La lumière du matin peut-elle vraiment aider ?
La lumière naturelle aide à synchroniser l’horloge biologique. En hiver, la diminution de lumière peut perturber le rythme circadien et le sommeil chez certaines personnes.
Compléments alimentaires : à quel moment les intégrer ?
Quand l’alimentation est déjà “bien” mais difficile à maintenir (rythme chargé, manque de variété, période de fatigue).
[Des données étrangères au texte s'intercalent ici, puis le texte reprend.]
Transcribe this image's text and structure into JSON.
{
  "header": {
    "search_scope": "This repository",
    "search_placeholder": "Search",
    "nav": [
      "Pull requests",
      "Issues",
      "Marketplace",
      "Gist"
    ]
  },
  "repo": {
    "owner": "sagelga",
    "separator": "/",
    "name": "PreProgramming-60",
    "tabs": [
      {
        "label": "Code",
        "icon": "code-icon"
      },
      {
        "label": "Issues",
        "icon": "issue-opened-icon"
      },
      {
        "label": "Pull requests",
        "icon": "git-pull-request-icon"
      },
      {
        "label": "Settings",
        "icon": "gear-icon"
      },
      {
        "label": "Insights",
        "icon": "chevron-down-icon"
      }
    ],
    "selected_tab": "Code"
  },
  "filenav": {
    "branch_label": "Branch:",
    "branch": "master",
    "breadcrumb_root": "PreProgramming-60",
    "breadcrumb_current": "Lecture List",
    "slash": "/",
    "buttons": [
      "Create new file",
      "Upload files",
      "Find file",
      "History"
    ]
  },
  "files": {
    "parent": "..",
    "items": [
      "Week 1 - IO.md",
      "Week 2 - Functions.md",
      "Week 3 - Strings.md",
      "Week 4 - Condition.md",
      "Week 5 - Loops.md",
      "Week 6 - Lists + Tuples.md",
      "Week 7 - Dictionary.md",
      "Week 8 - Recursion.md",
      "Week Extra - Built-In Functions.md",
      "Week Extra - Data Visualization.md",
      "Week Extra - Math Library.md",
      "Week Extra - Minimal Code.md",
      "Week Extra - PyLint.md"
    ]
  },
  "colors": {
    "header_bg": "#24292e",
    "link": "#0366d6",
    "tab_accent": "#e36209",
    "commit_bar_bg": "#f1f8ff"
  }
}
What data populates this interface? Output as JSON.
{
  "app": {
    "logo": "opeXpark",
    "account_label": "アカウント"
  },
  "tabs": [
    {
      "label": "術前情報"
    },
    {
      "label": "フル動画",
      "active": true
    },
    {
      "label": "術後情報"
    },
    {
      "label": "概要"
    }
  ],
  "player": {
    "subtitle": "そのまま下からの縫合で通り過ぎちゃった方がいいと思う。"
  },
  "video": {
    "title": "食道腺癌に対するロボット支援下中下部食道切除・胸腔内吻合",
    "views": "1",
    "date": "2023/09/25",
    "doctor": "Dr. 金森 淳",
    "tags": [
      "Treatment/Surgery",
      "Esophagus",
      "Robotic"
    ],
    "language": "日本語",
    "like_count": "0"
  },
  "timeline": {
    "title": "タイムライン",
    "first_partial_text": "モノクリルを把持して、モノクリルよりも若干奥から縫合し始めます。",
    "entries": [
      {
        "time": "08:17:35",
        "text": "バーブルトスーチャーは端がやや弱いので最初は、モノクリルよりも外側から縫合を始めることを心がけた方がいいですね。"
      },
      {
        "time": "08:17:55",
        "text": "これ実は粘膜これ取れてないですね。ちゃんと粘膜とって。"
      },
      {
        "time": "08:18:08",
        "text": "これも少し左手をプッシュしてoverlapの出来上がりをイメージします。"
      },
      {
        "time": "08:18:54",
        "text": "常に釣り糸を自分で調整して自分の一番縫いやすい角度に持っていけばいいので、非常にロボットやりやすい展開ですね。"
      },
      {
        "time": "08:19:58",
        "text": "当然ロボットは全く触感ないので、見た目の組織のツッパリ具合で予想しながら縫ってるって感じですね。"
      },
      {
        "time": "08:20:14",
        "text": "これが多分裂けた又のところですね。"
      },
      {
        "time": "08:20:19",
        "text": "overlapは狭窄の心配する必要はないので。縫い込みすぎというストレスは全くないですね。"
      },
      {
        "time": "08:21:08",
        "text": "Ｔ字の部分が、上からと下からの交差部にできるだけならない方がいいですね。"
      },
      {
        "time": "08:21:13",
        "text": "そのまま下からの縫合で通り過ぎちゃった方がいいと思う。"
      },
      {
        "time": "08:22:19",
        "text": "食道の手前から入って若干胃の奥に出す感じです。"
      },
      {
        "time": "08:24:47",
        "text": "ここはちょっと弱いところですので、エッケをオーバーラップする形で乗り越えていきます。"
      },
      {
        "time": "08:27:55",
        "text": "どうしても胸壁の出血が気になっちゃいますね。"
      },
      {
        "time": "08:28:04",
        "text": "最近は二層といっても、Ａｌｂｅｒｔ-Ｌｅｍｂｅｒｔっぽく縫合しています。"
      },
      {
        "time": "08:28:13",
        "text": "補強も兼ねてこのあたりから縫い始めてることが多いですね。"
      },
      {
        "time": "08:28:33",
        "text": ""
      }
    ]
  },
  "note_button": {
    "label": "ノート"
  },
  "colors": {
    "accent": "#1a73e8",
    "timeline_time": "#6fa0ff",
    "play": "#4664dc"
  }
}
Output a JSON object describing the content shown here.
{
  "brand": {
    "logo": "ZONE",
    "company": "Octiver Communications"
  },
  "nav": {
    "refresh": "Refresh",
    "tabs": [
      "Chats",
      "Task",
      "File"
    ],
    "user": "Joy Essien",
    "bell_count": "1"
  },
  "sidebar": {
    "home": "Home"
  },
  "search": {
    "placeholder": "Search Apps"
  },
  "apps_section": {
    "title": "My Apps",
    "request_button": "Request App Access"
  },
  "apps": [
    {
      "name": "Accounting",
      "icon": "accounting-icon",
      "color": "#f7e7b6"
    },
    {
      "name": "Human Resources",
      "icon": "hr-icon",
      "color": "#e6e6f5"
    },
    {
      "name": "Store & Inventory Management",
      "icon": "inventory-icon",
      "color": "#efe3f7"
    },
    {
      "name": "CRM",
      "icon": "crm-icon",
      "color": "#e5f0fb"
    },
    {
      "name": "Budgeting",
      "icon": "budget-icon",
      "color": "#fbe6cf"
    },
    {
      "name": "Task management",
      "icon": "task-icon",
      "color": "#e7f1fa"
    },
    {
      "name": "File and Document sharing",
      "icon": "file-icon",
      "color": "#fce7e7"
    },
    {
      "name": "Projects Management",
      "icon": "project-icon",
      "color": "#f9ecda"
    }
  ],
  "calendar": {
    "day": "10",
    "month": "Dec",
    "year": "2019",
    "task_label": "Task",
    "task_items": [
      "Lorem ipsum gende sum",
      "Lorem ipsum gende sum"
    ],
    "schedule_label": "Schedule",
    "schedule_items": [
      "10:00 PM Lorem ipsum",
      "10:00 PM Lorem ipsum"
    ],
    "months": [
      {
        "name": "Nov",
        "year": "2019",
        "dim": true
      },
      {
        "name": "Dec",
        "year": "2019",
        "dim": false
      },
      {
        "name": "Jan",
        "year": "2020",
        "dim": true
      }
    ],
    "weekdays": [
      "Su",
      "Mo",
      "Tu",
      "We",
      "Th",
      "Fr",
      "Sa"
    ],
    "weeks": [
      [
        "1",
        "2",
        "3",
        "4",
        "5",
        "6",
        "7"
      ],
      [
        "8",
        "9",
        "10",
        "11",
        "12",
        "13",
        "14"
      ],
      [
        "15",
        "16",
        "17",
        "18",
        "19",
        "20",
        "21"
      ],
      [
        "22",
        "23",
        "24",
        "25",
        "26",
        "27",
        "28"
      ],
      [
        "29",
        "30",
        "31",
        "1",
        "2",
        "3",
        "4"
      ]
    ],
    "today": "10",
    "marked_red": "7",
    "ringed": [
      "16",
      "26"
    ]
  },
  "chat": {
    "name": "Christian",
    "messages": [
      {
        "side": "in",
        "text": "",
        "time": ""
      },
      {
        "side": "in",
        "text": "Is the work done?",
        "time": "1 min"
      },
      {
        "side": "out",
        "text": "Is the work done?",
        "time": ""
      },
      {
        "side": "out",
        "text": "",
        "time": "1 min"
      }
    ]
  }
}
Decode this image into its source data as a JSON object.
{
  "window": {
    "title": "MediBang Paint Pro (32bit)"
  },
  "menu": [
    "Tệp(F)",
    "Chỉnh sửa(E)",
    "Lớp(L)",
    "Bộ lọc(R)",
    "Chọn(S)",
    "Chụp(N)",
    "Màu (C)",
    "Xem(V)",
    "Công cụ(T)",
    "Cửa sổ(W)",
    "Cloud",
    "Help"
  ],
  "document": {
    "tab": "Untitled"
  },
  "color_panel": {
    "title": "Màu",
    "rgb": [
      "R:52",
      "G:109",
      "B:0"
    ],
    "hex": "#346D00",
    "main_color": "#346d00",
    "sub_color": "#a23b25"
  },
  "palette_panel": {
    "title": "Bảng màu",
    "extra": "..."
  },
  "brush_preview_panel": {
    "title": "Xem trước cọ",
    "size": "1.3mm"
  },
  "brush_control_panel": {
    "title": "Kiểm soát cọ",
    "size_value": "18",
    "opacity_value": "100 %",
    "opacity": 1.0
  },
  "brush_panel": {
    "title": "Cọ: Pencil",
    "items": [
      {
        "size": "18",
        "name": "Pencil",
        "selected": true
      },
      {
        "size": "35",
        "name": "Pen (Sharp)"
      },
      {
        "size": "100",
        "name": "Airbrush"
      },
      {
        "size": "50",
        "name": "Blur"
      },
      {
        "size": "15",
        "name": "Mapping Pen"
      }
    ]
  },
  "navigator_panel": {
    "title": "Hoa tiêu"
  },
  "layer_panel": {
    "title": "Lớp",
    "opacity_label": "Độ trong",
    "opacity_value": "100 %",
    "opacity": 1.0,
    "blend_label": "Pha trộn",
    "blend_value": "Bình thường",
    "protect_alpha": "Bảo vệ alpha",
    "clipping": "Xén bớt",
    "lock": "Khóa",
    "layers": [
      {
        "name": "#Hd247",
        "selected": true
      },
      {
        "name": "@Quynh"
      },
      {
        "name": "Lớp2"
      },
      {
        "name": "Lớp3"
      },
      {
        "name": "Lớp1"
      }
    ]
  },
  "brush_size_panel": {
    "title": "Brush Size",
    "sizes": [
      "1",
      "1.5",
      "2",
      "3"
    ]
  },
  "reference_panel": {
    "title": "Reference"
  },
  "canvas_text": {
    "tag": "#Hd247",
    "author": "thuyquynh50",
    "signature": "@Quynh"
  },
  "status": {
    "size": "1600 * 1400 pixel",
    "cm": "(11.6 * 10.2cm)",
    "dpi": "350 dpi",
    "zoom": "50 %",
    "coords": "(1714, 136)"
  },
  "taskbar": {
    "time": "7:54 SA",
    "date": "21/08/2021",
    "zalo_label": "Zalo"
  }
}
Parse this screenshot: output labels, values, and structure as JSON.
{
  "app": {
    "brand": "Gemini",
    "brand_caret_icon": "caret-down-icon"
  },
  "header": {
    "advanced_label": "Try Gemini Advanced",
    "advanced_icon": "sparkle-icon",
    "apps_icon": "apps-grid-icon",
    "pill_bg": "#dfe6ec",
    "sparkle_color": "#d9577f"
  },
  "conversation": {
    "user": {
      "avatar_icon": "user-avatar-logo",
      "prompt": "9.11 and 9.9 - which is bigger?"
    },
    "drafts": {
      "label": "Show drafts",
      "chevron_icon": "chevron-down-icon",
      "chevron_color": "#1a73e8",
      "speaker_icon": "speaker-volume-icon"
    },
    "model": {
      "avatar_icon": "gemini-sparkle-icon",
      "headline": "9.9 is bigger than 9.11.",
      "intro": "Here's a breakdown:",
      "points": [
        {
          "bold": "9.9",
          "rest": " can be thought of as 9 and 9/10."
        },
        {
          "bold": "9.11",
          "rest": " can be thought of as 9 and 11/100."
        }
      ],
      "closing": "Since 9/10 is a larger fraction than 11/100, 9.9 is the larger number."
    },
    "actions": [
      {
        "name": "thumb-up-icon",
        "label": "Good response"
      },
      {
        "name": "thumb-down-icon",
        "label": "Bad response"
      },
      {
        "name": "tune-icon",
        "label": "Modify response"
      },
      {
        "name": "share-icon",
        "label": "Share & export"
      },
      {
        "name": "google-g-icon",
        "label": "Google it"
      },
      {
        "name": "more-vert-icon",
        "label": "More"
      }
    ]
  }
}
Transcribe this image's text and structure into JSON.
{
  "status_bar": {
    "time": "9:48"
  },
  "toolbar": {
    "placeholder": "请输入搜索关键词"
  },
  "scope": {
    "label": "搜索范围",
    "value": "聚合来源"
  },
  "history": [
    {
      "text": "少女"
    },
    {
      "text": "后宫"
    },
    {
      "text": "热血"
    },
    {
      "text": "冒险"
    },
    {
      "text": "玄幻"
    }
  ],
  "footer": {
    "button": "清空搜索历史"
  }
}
Ils doivent rester un soutien, pas une solution unique.
Sources :
- NHS / Seasonal Affective Disorder : lien entre baisse de lumière, rythme circadien, humeur/sommeil.
- Business Insider (2026) / “winter insomnia” : effets saisonniers possibles via lumière, routine, sédentarité.
- EU Register of Nutrition & Health Claims (FIP) / Magnésium : réduction de la fatigue.
- EU Register of Nutrition & Health Claims (FIP) / Fer : réduction de la fatigue.